Pantai Sepi Wisatawan Jadi Tempat Bermain Dugong


Penulis : Betahita.id

Gambar udara yang langka menunjukkan kawanan lebih dari 30 dugong, berenang tenang di lepas pantai Thailand pada hari Rabu, 22 April 2020.

Biodiversitas

Jumat, 24 April 2020

Editor :

BETAHITA.ID -  Kabar baik dari dampat buruk yang disebabkan wabah corona adalah pantai yang sepi wisatawan jadi peluang bagi sejumlah satwa menemukan kembali habitatnya. 

Beberapa waktu lalu, pantai-pantai di Thailand yang sepi wisatawan, disambangi penyu. Mereka bertelur dan membuat sarang-sarang baru, yang biasanya jarang ditemui.

Channel News Asia melaporkan kawanan ikan duyung atau dugong terlihat di lepas pantai Thailand. Gambar udara yang langka menunjukkan kawanan lebih dari 30 dugong, berenang tenang di lepas pantai Thailand pada hari Rabu, 22 April 2020.

Industri pariwisata Thailand terpukul sejak wabah virus corona menjangkit. Wabah itu membuat jutaan orang kehilangan pekerjaan akibat perjalanan global lumpuh.

Ikan dugong terlihat berenang di perairan Pulau Libong, Thailand Selatan, yang sepi turis karena wabah corona. (CNA)

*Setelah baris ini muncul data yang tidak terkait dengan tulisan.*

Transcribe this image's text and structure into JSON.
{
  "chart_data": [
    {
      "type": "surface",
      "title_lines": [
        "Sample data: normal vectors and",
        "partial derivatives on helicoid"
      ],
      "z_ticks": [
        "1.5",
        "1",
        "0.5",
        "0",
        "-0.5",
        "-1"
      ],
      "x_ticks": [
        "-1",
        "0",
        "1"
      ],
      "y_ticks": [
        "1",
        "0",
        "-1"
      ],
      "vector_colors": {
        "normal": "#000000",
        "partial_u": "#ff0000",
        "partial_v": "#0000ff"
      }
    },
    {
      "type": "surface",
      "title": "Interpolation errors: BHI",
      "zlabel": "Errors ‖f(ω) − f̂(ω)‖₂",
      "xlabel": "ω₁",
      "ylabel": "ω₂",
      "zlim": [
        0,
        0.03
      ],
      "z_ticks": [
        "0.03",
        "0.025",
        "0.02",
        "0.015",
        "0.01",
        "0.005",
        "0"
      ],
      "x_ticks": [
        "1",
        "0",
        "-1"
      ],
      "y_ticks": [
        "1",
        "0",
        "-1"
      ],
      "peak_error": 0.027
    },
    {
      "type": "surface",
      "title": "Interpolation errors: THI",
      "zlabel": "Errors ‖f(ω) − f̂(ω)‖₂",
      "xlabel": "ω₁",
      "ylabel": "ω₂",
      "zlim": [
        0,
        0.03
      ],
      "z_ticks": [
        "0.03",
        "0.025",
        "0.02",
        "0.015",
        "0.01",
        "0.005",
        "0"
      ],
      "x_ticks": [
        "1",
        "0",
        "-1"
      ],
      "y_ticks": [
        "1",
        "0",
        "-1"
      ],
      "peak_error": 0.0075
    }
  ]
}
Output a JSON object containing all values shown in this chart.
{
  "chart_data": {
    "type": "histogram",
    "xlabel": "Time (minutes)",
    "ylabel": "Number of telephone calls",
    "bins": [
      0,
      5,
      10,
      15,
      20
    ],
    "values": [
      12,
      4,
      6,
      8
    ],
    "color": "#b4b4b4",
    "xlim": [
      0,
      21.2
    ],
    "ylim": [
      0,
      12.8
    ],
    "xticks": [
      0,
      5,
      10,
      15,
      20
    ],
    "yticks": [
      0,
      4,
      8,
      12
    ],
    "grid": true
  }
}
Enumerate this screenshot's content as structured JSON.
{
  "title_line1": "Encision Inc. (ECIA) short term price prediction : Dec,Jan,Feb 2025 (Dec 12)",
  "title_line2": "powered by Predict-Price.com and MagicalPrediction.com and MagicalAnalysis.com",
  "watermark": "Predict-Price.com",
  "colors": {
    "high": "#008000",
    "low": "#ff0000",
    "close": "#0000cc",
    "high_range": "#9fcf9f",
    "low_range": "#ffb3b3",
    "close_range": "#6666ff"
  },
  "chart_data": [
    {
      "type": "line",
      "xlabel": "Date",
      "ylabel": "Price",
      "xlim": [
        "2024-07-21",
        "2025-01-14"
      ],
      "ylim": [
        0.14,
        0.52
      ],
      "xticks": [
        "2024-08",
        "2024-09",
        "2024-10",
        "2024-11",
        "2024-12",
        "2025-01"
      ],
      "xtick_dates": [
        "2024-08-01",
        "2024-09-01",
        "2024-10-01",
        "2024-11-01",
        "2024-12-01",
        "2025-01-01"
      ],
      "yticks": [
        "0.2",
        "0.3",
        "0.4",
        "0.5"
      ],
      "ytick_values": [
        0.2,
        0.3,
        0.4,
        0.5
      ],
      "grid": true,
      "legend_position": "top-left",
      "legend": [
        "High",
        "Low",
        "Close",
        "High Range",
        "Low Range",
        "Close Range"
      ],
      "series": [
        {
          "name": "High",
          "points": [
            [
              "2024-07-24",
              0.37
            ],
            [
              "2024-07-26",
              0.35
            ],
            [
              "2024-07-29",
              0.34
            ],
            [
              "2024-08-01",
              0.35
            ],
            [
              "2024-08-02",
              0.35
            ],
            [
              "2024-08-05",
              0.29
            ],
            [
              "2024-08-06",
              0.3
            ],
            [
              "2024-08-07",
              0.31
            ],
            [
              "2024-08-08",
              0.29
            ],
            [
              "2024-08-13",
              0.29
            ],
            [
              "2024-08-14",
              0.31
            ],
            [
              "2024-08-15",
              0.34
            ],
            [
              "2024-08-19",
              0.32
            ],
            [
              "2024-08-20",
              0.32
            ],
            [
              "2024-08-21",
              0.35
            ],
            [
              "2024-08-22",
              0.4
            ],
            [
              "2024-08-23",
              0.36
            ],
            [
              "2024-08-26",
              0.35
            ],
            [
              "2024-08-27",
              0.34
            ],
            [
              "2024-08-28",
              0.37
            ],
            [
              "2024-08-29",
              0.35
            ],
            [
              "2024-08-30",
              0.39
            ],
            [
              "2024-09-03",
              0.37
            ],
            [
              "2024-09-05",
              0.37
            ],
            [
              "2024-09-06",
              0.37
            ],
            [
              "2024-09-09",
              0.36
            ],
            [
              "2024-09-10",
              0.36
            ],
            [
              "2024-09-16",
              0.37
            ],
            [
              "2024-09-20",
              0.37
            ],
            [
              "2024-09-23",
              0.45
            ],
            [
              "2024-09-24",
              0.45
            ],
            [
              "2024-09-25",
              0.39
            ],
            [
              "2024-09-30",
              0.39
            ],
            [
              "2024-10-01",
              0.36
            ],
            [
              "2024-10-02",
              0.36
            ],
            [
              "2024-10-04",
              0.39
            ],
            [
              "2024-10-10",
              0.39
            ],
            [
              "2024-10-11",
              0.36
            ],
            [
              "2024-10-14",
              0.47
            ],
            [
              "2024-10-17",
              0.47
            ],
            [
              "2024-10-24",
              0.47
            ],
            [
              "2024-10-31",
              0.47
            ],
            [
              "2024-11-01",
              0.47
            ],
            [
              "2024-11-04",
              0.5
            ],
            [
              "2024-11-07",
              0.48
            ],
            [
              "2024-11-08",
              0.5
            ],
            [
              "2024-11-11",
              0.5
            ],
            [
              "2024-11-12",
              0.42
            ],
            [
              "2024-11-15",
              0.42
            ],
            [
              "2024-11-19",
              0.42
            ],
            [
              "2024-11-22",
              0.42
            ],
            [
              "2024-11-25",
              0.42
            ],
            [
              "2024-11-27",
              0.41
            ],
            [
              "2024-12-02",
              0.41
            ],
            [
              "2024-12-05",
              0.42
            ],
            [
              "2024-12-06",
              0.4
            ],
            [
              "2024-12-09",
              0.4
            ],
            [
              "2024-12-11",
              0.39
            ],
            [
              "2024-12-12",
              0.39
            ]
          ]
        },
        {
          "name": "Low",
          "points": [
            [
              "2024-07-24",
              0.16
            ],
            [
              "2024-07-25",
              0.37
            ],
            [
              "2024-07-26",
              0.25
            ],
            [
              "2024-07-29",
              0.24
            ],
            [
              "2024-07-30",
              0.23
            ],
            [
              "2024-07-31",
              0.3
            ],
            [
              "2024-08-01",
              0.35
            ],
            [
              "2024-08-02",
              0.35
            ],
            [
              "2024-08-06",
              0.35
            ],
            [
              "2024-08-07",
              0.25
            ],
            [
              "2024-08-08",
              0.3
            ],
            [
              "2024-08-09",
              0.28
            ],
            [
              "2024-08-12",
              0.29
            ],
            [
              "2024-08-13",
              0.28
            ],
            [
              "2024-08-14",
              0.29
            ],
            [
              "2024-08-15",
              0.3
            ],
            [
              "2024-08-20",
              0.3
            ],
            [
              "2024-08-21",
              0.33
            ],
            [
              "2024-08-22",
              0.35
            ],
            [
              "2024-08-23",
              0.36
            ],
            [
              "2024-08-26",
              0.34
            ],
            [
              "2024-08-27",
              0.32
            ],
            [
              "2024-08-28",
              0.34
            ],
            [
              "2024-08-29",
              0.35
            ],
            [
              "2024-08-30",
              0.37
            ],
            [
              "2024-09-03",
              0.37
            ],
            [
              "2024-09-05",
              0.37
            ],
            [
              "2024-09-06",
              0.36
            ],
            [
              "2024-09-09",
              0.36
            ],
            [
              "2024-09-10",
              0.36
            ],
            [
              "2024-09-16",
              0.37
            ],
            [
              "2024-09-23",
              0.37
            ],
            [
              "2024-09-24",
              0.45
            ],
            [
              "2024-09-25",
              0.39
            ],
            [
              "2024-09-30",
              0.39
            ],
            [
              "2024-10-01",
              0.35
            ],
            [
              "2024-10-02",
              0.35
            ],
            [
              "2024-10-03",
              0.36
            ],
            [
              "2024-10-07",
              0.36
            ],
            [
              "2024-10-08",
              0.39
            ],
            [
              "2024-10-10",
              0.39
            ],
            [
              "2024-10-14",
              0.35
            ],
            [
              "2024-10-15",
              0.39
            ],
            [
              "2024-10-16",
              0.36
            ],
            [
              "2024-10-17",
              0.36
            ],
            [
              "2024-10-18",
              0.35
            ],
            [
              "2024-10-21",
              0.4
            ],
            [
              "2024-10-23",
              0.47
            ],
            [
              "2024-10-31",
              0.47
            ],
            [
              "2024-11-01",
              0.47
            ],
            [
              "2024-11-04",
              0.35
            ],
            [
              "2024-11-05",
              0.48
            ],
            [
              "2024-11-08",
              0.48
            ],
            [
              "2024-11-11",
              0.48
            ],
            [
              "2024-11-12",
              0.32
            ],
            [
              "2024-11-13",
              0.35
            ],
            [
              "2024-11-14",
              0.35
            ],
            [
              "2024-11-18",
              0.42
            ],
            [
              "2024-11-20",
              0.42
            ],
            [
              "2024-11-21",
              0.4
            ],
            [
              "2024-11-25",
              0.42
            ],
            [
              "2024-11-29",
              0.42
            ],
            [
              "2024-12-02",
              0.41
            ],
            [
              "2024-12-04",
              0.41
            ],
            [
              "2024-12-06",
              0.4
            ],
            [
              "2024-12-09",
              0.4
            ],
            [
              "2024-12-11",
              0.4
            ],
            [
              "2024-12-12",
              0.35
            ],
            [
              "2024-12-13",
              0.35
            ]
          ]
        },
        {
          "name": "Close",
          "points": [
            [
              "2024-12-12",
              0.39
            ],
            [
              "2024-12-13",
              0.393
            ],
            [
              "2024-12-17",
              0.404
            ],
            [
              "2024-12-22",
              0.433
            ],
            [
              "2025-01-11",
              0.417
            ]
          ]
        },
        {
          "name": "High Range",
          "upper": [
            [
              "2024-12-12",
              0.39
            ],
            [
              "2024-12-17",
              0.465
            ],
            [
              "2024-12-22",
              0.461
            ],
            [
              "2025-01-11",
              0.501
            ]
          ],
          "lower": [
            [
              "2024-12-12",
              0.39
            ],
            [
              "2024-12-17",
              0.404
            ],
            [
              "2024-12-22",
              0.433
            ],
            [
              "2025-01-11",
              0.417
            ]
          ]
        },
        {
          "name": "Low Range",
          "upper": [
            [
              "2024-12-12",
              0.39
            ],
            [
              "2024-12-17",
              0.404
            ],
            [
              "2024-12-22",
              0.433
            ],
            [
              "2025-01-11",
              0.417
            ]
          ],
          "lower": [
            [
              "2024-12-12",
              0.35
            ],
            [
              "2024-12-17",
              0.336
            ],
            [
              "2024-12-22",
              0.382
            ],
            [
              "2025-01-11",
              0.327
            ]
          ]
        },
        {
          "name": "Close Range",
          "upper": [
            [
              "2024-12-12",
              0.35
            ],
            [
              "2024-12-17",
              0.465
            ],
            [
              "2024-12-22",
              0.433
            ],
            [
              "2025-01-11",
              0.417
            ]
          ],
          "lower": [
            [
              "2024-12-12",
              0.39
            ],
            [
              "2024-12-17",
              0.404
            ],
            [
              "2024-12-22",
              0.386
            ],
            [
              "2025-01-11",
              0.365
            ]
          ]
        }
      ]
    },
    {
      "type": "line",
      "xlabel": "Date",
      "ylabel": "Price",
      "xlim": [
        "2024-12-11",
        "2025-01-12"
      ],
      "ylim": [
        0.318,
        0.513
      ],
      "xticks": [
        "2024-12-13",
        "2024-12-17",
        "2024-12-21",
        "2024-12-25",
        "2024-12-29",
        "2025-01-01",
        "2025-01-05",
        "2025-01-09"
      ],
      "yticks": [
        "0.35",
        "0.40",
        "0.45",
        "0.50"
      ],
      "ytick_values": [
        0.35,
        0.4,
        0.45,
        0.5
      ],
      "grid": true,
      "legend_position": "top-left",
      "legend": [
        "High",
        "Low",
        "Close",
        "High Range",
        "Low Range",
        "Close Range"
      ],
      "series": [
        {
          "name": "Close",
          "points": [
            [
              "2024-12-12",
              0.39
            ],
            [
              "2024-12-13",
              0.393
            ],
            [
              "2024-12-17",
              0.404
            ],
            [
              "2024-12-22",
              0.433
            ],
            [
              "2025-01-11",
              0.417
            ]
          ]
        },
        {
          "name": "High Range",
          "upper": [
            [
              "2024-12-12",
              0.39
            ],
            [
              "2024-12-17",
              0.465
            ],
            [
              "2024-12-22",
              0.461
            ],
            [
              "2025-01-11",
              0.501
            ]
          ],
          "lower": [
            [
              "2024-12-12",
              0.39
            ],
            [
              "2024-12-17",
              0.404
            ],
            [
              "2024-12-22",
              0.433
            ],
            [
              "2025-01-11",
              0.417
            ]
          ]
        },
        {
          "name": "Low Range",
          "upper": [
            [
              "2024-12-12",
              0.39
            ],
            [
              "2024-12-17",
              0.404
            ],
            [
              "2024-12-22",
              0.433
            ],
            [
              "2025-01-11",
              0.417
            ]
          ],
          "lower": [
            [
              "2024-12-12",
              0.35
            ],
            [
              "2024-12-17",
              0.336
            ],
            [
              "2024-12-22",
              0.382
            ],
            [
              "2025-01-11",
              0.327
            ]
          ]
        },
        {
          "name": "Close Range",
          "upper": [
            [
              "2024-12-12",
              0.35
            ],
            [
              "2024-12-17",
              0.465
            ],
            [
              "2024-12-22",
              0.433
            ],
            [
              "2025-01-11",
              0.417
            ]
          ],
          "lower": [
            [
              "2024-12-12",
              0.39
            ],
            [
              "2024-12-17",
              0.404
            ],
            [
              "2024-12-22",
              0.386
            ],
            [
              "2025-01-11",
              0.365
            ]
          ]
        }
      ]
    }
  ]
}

Tetapi menurunnya jumlah wisatawan, membawa kebangkitan satwa liar di sepanjang garis pantai dan saluran air, termasuk laporan minggu ini tentang rekor jumlah sarang penyu belimbing di pantai-pantai terpencil di negara itu.

Gambar drone yang dirilis oleh Pusat Operasi Taman Laut Nasional menunjukkan ikan duyung berenang di lepas pantai Pulau Libong selatan. Makhluk laut yang bergerak lambat, terkait erat dengan manatee, diklasifikasikan sebagai spesies yang rentan.

Thailand tidak selalu menjadi tempat yang aman bagi satwa liar. Perairan Thailand terdapat limbah plastik, yang dapat mencekik kehidupan laut dan polusi air dari lalu lintas perahu, yang memiliki andil merusak habitat.

Tahun lalu, seekor bayi duyung yatim piatu ditemukan terdampar di sebuah pantai di Thailand selatan, memenangkan hati nasional ketika para konservasionis berjuang untuk mempertahankannya.

Ia meninggal berbulan-bulan kemudian karena infeksi, yang diperburuk oleh sampah di dalam perutnya. Kasus itu menghidupkan kembali debat publik tentang kebutuhan mendesak Thailand untuk mengatasi kecanduan plastik.